Mais revenons à notre livre : L'abandon forcé de leur mode de vie ancestral, décrit par le menu car l'enfance de Okta Kte (Luther) s'est déroulée selon ce mode de vie (arrêt brutal avec le massacre volontaire de tous les bisons, leur ressource essentielle, qu'il vit de ses yeux et sentit de ses narines, et coulent mes larmes...), apparaît comme inhumain, malgré la "douce" description qu'en fait Ours Debout. Les enfants sont envoyés loin de leurs familles, pendant 3 ans, dans des écoles à la discipline militaire "de blancs" (l'école Carlisle, première du genre, est dirigée par le capitaine Pratt, qui a dit "Pour sauver l'homme il faut tuer l'indien" (ce qui signifie qu'il faut tuer leur culture. Ours Debout est un exemple "phare" de la "réussite" de cette théorie. Rare. Les autres deviennent alcooliques au dernier degré, pour la plupart...).

On tente de les plier à la culture européenne et à la religion chrétienne. Luther part à 11 ans. Il sert de faire-valoir indien à l'école. Son père lui ayant dit d'apprendre un maximum de choses des "blancs", condition pour survivre selon lui (ce qui était très réaliste), il va donc employer toute son intelligence et toute sa volonté à se couler dans ce qu'on attend de lui. Ses condisciples indiens tombent comme des mouches, les enfants qui meurent à l'école sont nombreux.

Plus tard, il va travailler dans un grand magasin, montant les échelons (étant payé sans doute une misère par rapport aux "blancs" à travail égal).
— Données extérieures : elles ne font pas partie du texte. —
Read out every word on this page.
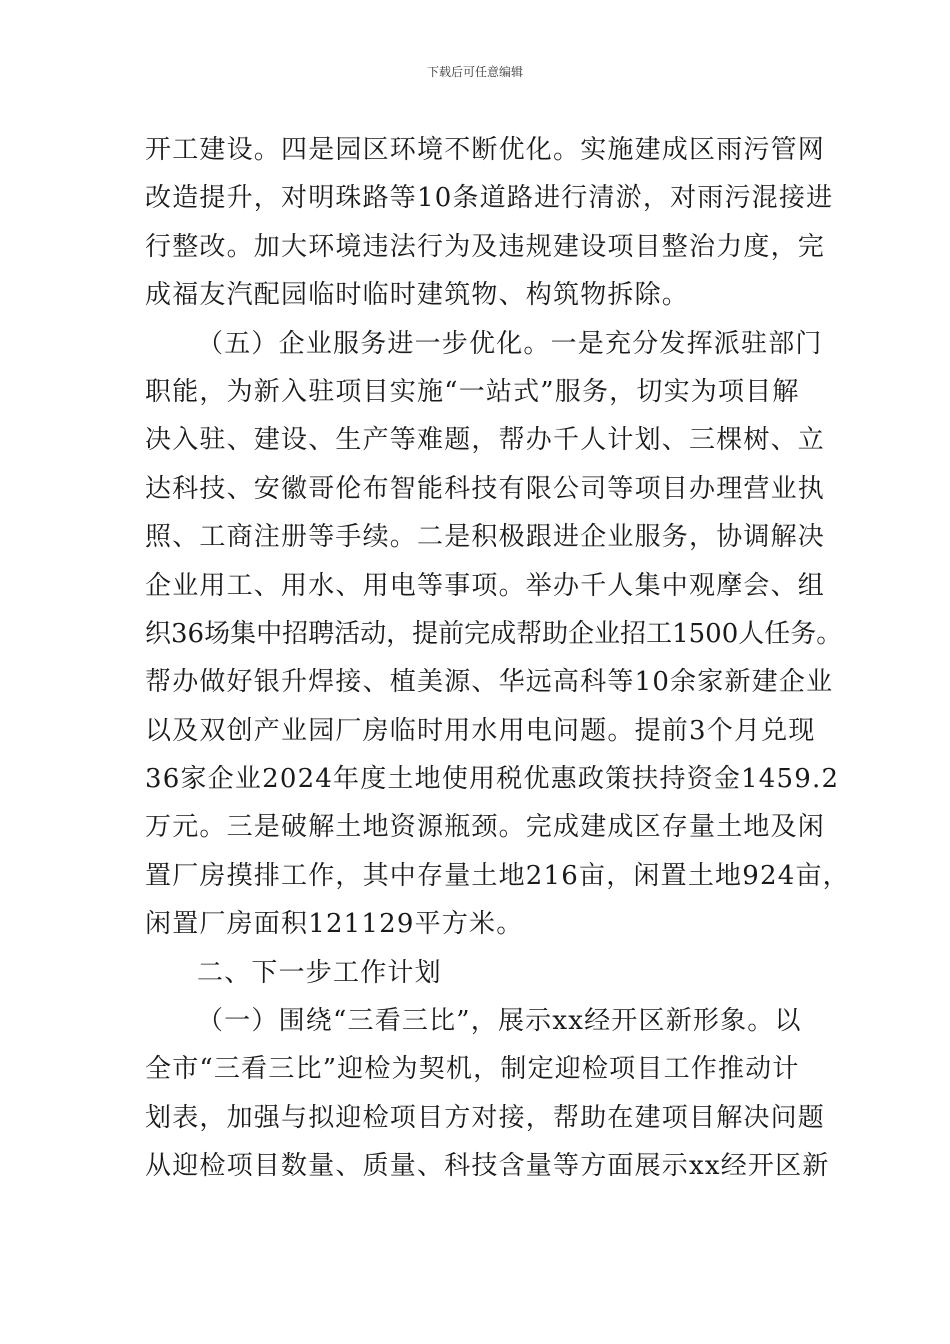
下载后可任意编辑
开工建设。四是园区环境不断优化。实施建成区雨污管网
改造提升，对明珠路等10条道路进行清淤，对雨污混接进
行整改。加大环境违法行为及违规建设项目整治力度，完
成福友汽配园临时临时建筑物、构筑物拆除。
（五）企业服务进一步优化。一是充分发挥派驻部门
职能，为新入驻项目实施“一站式”服务，切实为项目解
决入驻、建设、生产等难题，帮办千人计划、三棵树、立
达科技、安徽哥伦布智能科技有限公司等项目办理营业执
照、工商注册等手续。二是积极跟进企业服务，协调解决
企业用工、用水、用电等事项。举办千人集中观摩会、组
织36场集中招聘活动，提前完成帮助企业招工1500人任务。
帮办做好银升焊接、植美源、华远高科等10余家新建企业
以及双创产业园厂房临时用水用电问题。提前3个月兑现
36家企业2024年度土地使用税优惠政策扶持资金1459.2
万元。三是破解土地资源瓶颈。完成建成区存量土地及闲
置厂房摸排工作，其中存量土地216亩，闲置土地924亩，
闲置厂房面积121129平方米。
二、下一步工作计划
（一）围绕“三看三比”，展示xx经开区新形象。以
全市“三看三比”迎检为契机，制定迎检项目工作推动计
划表，加强与拟迎检项目方对接，帮助在建项目解决问题
从迎检项目数量、质量、科技含量等方面展示xx经开区新
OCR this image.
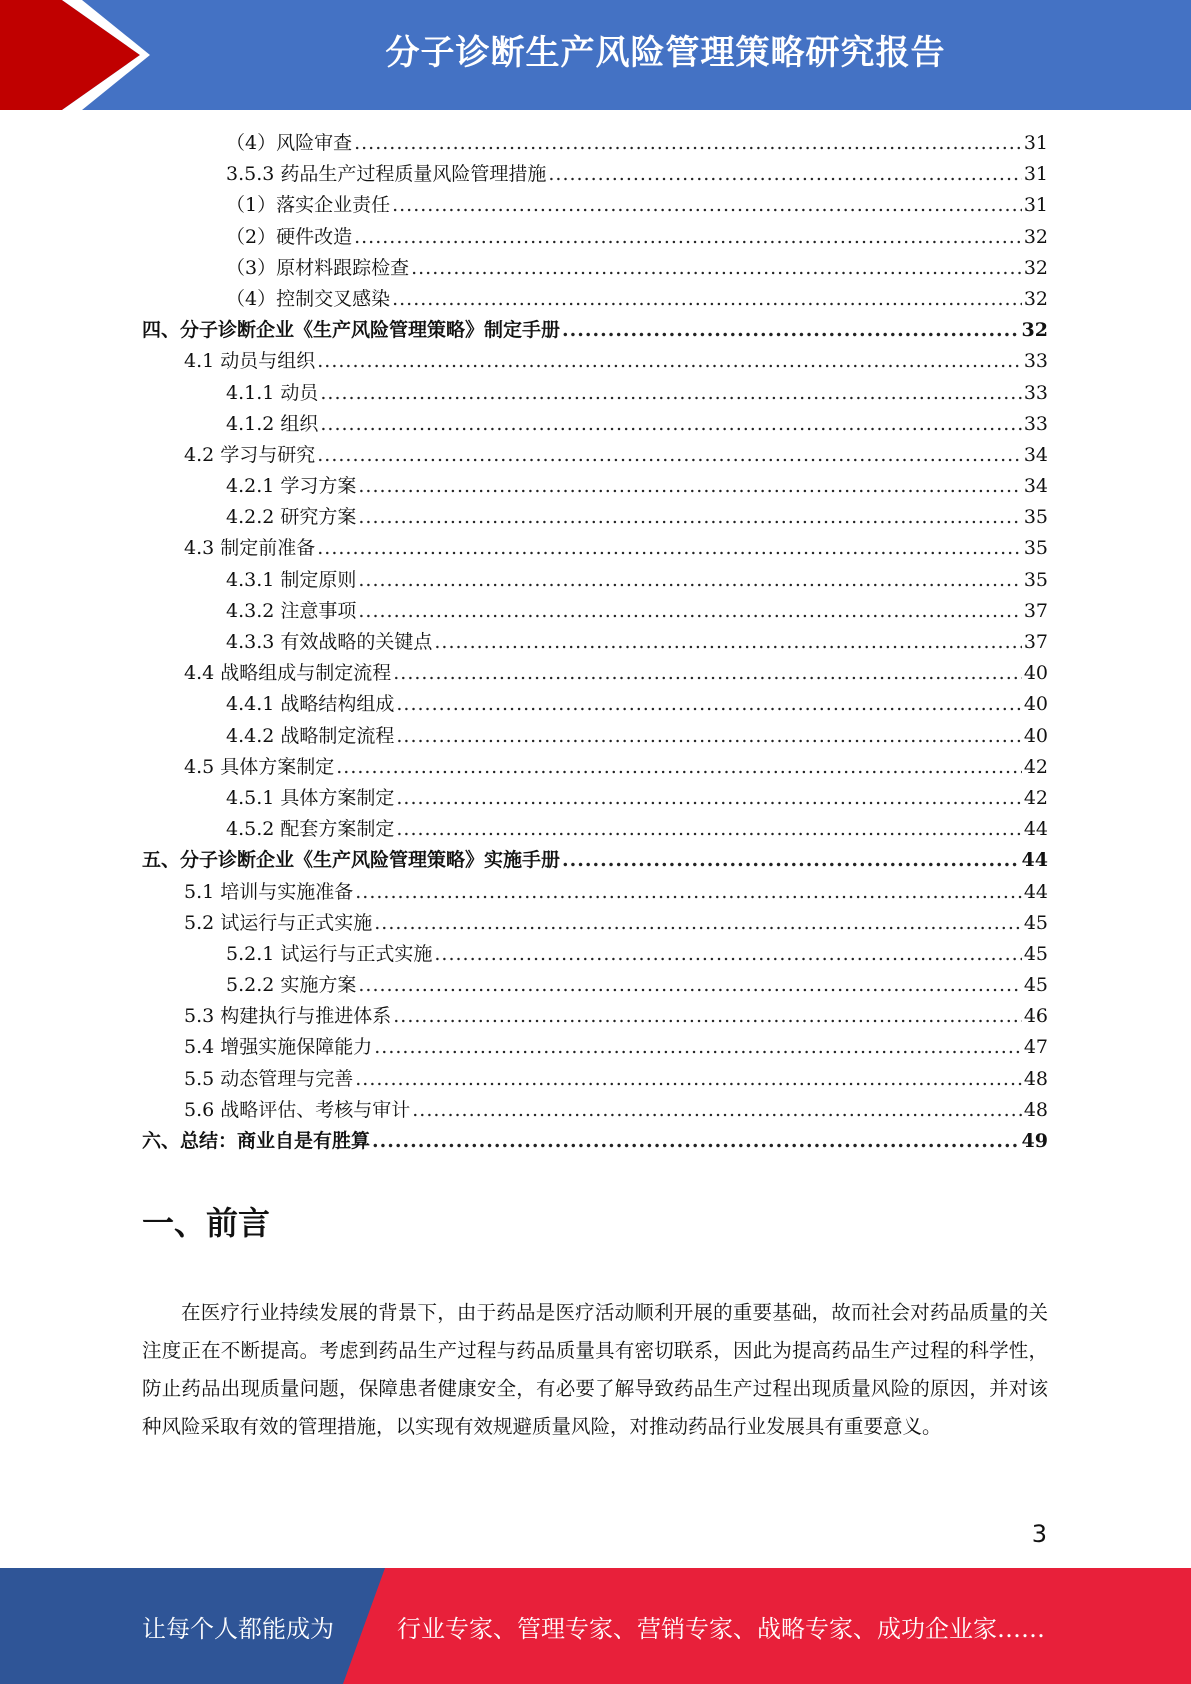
分子诊断生产风险管理策略研究报告
（4）风险审查 .....	31
3.5.3 药品生产过程质量风险管理措施 .....	31
（1）落实企业责任 .....	31
（2）硬件改造 .....	32
（3）原材料跟踪检查 .....	32
（4）控制交叉感染 .....	32
四、分子诊断企业《生产风险管理策略》制定手册 .....	32
4.1 动员与组织 .....	33
4.1.1 动员 .....	33
4.1.2 组织 .....	33
4.2 学习与研究 .....	34
4.2.1 学习方案 .....	34
4.2.2 研究方案 .....	35
4.3 制定前准备 .....	35
4.3.1 制定原则 .....	35
4.3.2 注意事项 .....	37
4.3.3 有效战略的关键点 .....	37
4.4 战略组成与制定流程 .....	40
4.4.1 战略结构组成 .....	40
4.4.2 战略制定流程 .....	40
4.5 具体方案制定 .....	42
4.5.1 具体方案制定 .....	42
4.5.2 配套方案制定 .....	44
五、分子诊断企业《生产风险管理策略》实施手册 .....	44
5.1 培训与实施准备 .....	44
5.2 试运行与正式实施 .....	45
5.2.1 试运行与正式实施 .....	45
5.2.2 实施方案 .....	45
5.3 构建执行与推进体系 .....	46
5.4 增强实施保障能力 .....	47
5.5 动态管理与完善 .....	48
5.6 战略评估、考核与审计 .....	48
六、总结：商业自是有胜算 .....	49
一、前言

在医疗行业持续发展的背景下，由于药品是医疗活动顺利开展的重要基础，故而社会对药品质量的关注度正在不断提高。考虑到药品生产过程与药品质量具有密切联系，因此为提高药品生产过程的科学性，防止药品出现质量问题，保障患者健康安全，有必要了解导致药品生产过程出现质量风险的原因，并对该种风险采取有效的管理措施，以实现有效规避质量风险，对推动药品行业发展具有重要意义。

3
让每个人都能成为	行业专家、管理专家、营销专家、战略专家、成功企业家……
Son père monte également une petite boutique.

Plus tard encore il sera interprète et "chef" des Indiens du spectacle de Buffalo Bill, il voyagera en Angleterre avec sa femme, à cette occasion. Ils auront un bébé là-bas, pendant la tournée, mais cet enfant ne survivra pas longtemps.

Ours Debout est un exemple de "réussite" du lavage de cerveau entrepris par les "blancs". C'est absolument déchirant comme témoignage. Il essaiera de concilier toute sa vie la survie et le bien-être de son peuple en étant "servile" avec les blancs, le peu qu'il peut en sauver. Il était à mon avis très intelligent et sans doute intérieurement désespéré, car il tombera gravement malade pendant plus d'un an, à son retour d'Angleterre. Il survit, cependant, pour être ensuite nommé "chef des sioux Oglalas", après son père. Il tentera de se battre pour son peuple, mais "l'agent" (le sale type blanc qui abuse de sa position pour s'enrichir honteusement) de la réserve, soucieux de préserver ses avantages, montera le "peuple" (alcoolique) sioux contre lui et il se fera éjecter. Suite à ça il ira en Californie tourner dans des films. Nouveau constat : les rôles principaux d'Indiens sont tenus par des blancs grimés.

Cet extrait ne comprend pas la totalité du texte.